C’était à Nyarurambi en commune Mpanda (Bubanza). Nous venions de passer deux
ans au maquis et notre mouvement était solide. Puisqu’il a osé le déclarer,
laissez-moi dire les choses telles qu’elles sont : de quel droit Pierre
Nkurunziza peut me destituer ? Plutôt, je lui rappelle que je suis un vrai
Mugumyabanga, d’ailleurs d’honneur. J’ai été désigné secrétaire du conseil des
sages du parti lors du congrès extraordinaire à Ngozi par 1500 militants.
Aujourd’hui, il en a réuni une centaine pour m’exclure.
Vous avez été exclu en présence du Président,
c’est un signe fort quand même…
Le Président de la République se trompe.
Qu’il le sache : je mourrai Mugumyabanga car j’ai travaillé pendant neuf ans
pour le CNDD-FDD, j’ai sacrifié ma vie, j’ai combattu pour une cause noble. Il a
perdu la tête et ne sait plus quoi faire.

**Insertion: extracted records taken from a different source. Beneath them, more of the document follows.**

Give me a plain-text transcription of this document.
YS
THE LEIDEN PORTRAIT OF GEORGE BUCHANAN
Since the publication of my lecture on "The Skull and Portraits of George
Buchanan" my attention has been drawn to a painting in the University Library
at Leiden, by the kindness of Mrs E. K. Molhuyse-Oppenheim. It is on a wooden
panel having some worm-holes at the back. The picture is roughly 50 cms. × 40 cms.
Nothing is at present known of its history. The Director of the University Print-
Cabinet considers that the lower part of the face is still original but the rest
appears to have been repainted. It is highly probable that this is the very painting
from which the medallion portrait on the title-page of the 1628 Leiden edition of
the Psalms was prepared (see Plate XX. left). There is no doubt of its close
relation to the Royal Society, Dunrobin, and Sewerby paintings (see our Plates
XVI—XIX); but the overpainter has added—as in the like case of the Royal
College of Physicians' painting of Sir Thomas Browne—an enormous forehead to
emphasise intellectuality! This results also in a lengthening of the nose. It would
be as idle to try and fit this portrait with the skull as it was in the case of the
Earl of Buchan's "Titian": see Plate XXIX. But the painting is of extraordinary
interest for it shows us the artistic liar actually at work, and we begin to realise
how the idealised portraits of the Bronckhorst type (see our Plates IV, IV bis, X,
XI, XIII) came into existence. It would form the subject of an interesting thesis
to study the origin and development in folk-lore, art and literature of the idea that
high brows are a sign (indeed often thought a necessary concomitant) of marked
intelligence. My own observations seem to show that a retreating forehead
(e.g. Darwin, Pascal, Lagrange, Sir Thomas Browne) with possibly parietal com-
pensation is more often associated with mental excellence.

Au lieu de renvoyer des bandits, il
s’attaque à des militants aux mains propres. Il rame à contre courant.
Aujourd’hui, des bandits ont pris la décision de me chasser, c’est
contradictoire et étrange. Ils veulent distraire l’opinion pour qu’ils
continuent à piller le pays.
Comment interprétez-vous le choix de votre
province natale pour vous exclure ?
A Bubanza, les organisateurs s'attendaient à
un soutient de tous les militants. Pourtant, cela a été le contraire. C'est
aussi une façon de se moquer de la population de Bubanza car elle se trouve dans
une extrême pauvreté comme tous les Burundais suite à la mauvaise gestion du
pays.
Vous considérez-vous toujours comme membre du
parti CNDD-FDD?
Je le serai jusqu'à ma mort. Je ne changerai
jamais de parti. Je suis un mugumyabanga à 180%. Plus de 9000 de nos combattants
ont été tués au moment où plus de 10.000 sont portés disparus, sans parler des
milliers de Burundais tués parce qu'ils nous soutenaient. Nous avons arrêté la
guerre afin de participer aux élections suite à la demande de la population.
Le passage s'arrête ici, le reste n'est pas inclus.